The following set of switches is optional:

--log-level=LEVEL: Set the severity of messages that will be logged. The levels from most severe to least are: emerg, alert, crit, err, warning, notice, info, debug. The default is info.
--log-sysfacility=NUMBER: Set the facility that syslog(3) uses for logging messages. This switch takes a number as an argument. The default is a value that corresponds to LOG_USER on the system where rwflowappend is running.

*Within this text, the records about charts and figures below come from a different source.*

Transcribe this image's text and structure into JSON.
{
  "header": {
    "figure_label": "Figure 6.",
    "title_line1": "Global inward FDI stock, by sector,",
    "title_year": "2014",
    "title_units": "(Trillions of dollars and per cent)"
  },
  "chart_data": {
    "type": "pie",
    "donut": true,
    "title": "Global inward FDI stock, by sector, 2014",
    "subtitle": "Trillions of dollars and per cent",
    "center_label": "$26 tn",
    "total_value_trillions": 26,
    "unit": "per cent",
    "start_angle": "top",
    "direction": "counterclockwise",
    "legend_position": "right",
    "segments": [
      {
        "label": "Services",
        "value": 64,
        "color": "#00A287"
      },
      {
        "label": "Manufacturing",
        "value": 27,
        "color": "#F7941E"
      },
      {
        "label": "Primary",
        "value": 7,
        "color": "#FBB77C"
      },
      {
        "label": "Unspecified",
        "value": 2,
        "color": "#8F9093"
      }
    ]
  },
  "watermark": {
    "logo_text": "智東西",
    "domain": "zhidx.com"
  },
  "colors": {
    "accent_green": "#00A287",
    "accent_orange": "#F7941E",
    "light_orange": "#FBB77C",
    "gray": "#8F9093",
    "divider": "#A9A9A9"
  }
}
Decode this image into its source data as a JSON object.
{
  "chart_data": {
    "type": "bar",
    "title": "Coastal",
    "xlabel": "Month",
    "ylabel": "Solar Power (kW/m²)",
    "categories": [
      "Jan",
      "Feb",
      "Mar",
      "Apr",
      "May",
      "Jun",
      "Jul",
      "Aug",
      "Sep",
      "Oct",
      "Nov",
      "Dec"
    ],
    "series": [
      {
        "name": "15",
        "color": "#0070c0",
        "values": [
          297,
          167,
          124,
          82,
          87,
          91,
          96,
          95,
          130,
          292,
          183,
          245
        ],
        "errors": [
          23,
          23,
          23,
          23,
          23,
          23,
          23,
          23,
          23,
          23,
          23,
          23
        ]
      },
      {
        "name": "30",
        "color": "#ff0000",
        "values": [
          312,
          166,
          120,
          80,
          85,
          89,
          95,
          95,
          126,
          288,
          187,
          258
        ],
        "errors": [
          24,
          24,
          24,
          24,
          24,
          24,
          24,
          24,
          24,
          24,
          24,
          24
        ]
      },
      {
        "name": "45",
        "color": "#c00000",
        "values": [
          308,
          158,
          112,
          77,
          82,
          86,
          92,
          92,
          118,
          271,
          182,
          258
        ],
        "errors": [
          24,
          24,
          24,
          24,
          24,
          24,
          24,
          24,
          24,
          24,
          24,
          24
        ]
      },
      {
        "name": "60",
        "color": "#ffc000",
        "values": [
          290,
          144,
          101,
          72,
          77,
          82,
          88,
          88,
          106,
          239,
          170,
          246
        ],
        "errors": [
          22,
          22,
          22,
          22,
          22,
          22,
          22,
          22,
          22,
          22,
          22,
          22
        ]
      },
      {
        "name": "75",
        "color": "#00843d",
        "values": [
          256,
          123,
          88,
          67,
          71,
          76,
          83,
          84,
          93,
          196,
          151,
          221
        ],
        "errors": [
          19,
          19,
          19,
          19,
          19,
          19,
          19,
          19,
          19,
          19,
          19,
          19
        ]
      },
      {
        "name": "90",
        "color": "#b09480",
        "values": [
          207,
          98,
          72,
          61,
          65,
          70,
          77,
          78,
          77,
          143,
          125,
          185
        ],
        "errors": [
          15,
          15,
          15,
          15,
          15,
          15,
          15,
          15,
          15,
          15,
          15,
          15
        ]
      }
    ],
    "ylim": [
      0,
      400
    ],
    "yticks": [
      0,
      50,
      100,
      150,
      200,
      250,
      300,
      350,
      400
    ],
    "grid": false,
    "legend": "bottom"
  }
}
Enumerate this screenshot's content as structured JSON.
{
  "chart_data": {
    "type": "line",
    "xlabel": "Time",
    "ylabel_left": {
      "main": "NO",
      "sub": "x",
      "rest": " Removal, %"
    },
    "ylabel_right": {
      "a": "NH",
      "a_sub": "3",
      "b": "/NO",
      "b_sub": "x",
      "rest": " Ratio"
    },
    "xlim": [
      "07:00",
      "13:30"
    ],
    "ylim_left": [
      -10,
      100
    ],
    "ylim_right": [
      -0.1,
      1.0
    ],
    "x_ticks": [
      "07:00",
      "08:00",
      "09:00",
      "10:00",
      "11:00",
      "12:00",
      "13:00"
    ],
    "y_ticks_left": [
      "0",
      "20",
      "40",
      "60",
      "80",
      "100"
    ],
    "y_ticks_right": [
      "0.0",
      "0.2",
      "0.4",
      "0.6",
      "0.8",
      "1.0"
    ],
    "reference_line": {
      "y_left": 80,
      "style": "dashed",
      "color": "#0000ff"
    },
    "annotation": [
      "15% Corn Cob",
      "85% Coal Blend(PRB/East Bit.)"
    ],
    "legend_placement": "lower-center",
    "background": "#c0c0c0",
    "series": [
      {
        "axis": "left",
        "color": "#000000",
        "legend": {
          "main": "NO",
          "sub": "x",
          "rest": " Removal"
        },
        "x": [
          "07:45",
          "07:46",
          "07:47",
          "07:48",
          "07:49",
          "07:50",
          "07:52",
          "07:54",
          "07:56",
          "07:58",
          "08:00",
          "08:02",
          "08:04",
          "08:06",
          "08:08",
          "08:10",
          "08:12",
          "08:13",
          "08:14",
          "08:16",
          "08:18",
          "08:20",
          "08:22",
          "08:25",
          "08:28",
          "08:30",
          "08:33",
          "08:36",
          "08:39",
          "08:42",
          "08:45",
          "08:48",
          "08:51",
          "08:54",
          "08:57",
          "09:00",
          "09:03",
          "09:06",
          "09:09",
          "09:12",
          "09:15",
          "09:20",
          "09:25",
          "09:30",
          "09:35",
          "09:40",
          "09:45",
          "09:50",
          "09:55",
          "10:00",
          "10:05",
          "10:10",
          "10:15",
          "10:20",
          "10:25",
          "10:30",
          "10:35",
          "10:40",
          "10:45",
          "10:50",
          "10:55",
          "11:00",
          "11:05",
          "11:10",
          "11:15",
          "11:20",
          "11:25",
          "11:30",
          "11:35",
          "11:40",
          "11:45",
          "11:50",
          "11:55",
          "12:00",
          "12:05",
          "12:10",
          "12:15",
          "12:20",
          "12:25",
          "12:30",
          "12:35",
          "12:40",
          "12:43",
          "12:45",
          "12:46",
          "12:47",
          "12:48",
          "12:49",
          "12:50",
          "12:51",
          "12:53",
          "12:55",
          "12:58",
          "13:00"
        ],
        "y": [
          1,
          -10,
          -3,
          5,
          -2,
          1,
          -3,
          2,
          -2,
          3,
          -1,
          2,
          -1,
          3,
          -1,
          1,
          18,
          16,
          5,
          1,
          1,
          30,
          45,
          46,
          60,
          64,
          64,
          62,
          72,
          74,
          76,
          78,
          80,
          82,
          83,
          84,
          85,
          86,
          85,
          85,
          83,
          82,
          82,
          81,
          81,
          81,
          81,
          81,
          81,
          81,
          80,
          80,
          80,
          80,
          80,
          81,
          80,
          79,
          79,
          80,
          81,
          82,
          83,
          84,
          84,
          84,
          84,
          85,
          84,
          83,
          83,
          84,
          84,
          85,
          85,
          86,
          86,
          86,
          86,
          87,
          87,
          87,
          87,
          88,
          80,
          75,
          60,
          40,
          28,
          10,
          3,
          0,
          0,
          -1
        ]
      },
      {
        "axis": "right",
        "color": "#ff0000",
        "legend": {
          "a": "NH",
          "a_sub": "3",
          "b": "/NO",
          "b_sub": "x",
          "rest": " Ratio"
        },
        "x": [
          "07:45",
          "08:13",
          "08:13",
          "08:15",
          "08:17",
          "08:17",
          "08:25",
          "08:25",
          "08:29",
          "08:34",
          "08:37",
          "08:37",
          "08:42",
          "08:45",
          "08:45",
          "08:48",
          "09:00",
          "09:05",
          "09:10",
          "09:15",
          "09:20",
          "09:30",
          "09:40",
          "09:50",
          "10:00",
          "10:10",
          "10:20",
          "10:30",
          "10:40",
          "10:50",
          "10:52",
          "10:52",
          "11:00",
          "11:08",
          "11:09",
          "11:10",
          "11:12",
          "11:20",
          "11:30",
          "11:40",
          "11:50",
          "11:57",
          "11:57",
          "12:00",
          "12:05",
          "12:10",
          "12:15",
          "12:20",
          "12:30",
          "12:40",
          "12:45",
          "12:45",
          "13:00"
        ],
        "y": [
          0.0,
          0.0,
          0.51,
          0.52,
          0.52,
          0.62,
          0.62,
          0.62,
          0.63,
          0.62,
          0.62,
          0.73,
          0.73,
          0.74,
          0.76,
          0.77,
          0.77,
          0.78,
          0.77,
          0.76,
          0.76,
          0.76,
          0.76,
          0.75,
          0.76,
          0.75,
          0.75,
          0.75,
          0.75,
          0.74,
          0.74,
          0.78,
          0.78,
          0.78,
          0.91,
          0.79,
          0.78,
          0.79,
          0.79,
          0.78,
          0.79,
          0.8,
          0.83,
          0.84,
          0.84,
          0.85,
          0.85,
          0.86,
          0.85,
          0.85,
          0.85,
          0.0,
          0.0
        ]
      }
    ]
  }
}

This switch produces an error unless --log-destination=syslog is specified.
--log-basename=LOG_BASENAME: Use LOG_BASENAME in place of the application name for the files in the log directory. See the description of the --log-directory switch.
--pidfile=FILE_PATH: Set the complete path to the file in which rwflowappend writes its process ID (PID) when it is running as a daemon. No PID file is written when --no-daemon is given. When this switch is not present, no PID file is written unless the --log-directory switch is specified, in which case the PID is written to LOGPATH/rwflowappend.pid.
--no-daemon: Force rwflowappend to stay in the foreground---it does not become a daemon. Useful for debugging.

ENVIRONMENT

SILK_CONFIG_FILE: This environment variable is used as the value for the --site-config-file when that switch is not provided.
SILK_PATH: This environment variable gives the root of the install tree. As part of its search for the SiLK site configuration file, rwset checks for a file named silk.conf in the directories $SILK_PATH/share/silk and $SILK_PATH/share.